Let ABC be a triangle with orthocentre H and let P be a point on its circumcircle. The line through A parallel to BP meets CH at Q and the line through A parallel to CP meets BH at R.
Prove that QR is parallel to AP

THis question has been bugging me for a very long time. Please put me out of my misery with an easy to follow proof.
• Mar 14th 2010, 02:22 PM
Opalg
In the picture in the attachment, we are given that the blue lines CP and AR are parallel, as are the green lines BP and AQ, and we want to show that the red lines AP and QR are parallel. The proof is by similar triangles, showing that the triangles ABC and ARQ are similar. It then follows that the angle AQR between the green line AQ and the red line QR is equal to the angle ACB. This in turn (angles in the same segment) is equal to the angle APB between the green line BP and the red line AP. Since the green lines are parallel, it follows that the red lines are parallel.

To see that the triangles ABC and ARQ are similar takes a bit of work. Start with the angle AQC, between the green line AQ and the orthogonal CHQ to the line AB. This is the complement of the angle between AB and the green line BP. So $\angle ABP = 90^\circ - \angle AQC$. A similar argument shows that the angle ARH (between the blue line AR and the orthogonal to AC) is related to the angle ACP (between AC and the blue line CP) by $\angle ACP = 90^\circ + \angle ARH$. But the angles ABP and ACP are supplementary (opposite angles of a cyclic quadrilteral), and it follows that $\angle ARH = \angle AQC$.
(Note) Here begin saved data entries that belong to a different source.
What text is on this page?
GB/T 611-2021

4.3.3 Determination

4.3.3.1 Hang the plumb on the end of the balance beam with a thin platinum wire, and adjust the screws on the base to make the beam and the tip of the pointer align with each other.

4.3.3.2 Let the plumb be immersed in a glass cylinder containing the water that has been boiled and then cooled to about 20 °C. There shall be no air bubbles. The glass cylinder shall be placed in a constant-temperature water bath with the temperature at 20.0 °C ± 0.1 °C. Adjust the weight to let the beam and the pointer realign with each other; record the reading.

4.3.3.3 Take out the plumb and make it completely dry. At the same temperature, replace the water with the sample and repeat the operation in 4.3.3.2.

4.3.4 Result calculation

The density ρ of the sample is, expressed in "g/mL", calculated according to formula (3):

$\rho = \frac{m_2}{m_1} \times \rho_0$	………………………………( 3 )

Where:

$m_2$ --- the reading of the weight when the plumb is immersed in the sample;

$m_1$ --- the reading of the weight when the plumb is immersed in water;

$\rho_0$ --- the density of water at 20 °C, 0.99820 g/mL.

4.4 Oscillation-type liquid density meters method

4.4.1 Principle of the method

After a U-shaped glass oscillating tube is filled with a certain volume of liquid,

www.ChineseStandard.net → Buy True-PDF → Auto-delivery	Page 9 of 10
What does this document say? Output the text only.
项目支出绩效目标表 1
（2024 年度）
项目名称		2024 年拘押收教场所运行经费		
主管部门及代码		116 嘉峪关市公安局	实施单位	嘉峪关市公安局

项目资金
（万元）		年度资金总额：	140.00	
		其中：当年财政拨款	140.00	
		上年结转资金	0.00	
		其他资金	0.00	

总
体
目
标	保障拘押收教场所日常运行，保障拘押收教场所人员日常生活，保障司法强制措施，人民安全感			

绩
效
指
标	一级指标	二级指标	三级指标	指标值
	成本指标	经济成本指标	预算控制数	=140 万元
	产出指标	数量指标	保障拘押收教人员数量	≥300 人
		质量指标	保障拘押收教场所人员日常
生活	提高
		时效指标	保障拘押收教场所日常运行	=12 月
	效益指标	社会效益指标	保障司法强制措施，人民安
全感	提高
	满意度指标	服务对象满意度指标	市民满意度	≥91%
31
Now look at the triangle ABR, in which $\angle ABR = 90^\circ - \angle BAC$. The sine rule in this triangle tells you that $\frac{AR}{\sin(90-A)} = \frac{AB}{\sin(\angle ARH)}$ (notice that supplementary angles have the same sine). A similar calculation in the triangle AQC tells you that $\frac{AQ}{\sin(90-A)} = \frac{AC}{\sin(\angle AQC)}$. Since the angles in those equations are equal, it follows that $\frac{AR}{AQ} = \frac{AB}{AC}$.

The final piece of information that we need is that the angles QAR and BAC are equal. (I'll leave out the details of that — it's just a matter of chasing around with angles in the same segment, and angles between parallel lines.) Together with the equality between the ratios of the sides, that completes the proof that the triangles ABC and ARQ are similar.